Paolo est dans sa chambre avec pour seul mobilier un lit, une chaise et un bureau. Faisant les cents pas, il soliloque._Paolo : Comment faire pour que l’inspiration vienne, faut-il que je reste dans le noir afin que mon cerveau ne s’occupe que de ça. Faut- il au contraire que je reste à la lumière afin d’avoir une illumination ? Si j’avais une femme je saurais quoi écrire car les femmes portent en elles le pouvoir de leurs ancêtres les muses. Peut-être dois-je prier Dieu pour qu’il m’envoie sa muse ? Ô Dieu, que dois-je faire pour que tu m’aides ? (La lumière de la lune éclaire alors le bureau sur lequel sont posées une feuille et une plume), la lueur transmise par le clair de la lune, serait-ce ton signe? Si Dieu le veut elle sera ma muse !
Il s’assoit à son bureau, contemple la lune puis finit par s’endormir. Un léger sifflement le réveille dans un néant violet. Une autre table est apparue devant laquelle se tient un homme tenant à la main un crâne._L’homme : Que cherchez-vous ici ?

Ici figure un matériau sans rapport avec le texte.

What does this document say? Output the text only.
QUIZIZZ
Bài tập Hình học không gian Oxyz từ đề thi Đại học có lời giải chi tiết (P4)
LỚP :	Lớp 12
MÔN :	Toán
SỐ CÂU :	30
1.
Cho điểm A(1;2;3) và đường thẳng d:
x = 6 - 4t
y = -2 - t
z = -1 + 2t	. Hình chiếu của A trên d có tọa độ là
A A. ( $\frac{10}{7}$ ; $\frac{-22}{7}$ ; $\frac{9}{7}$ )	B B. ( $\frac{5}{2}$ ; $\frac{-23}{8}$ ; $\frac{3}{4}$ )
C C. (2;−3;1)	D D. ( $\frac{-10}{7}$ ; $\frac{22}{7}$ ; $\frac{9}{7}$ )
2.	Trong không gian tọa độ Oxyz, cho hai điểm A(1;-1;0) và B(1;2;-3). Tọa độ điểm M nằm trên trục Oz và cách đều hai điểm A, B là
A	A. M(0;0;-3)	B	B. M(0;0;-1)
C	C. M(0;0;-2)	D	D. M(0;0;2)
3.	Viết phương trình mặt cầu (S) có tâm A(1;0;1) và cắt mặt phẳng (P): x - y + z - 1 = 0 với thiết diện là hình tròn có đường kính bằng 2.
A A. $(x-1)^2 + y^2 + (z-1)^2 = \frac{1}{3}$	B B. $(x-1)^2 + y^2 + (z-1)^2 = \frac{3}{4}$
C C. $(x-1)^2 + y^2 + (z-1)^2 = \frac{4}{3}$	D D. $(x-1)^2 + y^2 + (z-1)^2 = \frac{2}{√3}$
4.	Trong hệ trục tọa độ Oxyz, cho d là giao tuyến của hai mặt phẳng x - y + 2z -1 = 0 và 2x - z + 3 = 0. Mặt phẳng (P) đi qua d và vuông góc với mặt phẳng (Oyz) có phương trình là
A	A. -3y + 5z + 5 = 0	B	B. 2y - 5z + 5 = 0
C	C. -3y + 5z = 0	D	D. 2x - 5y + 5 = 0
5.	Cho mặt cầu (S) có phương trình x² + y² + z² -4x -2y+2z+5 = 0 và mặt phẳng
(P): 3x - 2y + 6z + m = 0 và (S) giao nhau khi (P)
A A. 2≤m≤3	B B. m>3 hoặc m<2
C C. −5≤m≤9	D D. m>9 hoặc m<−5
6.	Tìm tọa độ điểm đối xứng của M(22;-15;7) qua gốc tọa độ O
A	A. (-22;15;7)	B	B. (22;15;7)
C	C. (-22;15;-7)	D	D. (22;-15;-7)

_Paolo : Ce que je cherche ?
_L’homme : Tous ceux qui viennent ici cherchent quelque chose !
_Paolo (s’apercevant que le ciel est dénué d’astre) : Je cherche la lune.
_L’homme : Que lui voulez-vous ?
_Paolo : Dieu me l’a confiée car elle est ma muse.
_L’homme : Dans ce cas ce n’est pas la lune que vous chercher.
_Paolo : Puisque je vous dit que c’est elle que je cherche. Sans elle je ne suis rien.
_L’homme : Nous y voilà : être ou ne pas être, telle est la question !
_Paolo : Puisque je vous dis que la question est : « où est la lune »?
_L’homme : Que nenni. Vous cherchez la lune parce qu’elle est votre muse, vous cherchez votre muse pour avoir de l’inspiration, donc vous cherchez l’inspiration. Je vais donc vous l’apporter puisque c’est mon rôle.
Il s’absente.
Acte II, Scène 2
L’homme revient accompagné de deux personnes à moitié cachés par de longues capes et munis d’épées._L’homme : Voici.
_Cyrano (lorsque Cyrano commence à parler, Paolo écoute et prends note). : je me présente, Cyrano de Bergerac.
Ne parlant qu’en vers, Je les fais tous taire.
Il n’y a qu’avec mon épée Que je dépasse ce long nez.
Mon histoire est certes complexe mais elle n’en est pas moins passionnante. En effet, chose non commune, j’aime ma cousine. Etant l’être le plus répugnant il me semble logique d’aimer la plus belle qui soit. Chose fatale ! mon cœur m’oblige à aider son prétendant en parlant à sa place par le beau langage qu’est le mien.
Pour le reste, je vous laisse chercher. Je tiens également à vous dire que ce récit ne saurait être passionnant si je ne malmenais pas quelques comtes par mes paroles et par mon épée de cette façon.
Il dégaine alors son épée et fait un signe de tête à son ami qui dégaine alors son arme et commence à se battre.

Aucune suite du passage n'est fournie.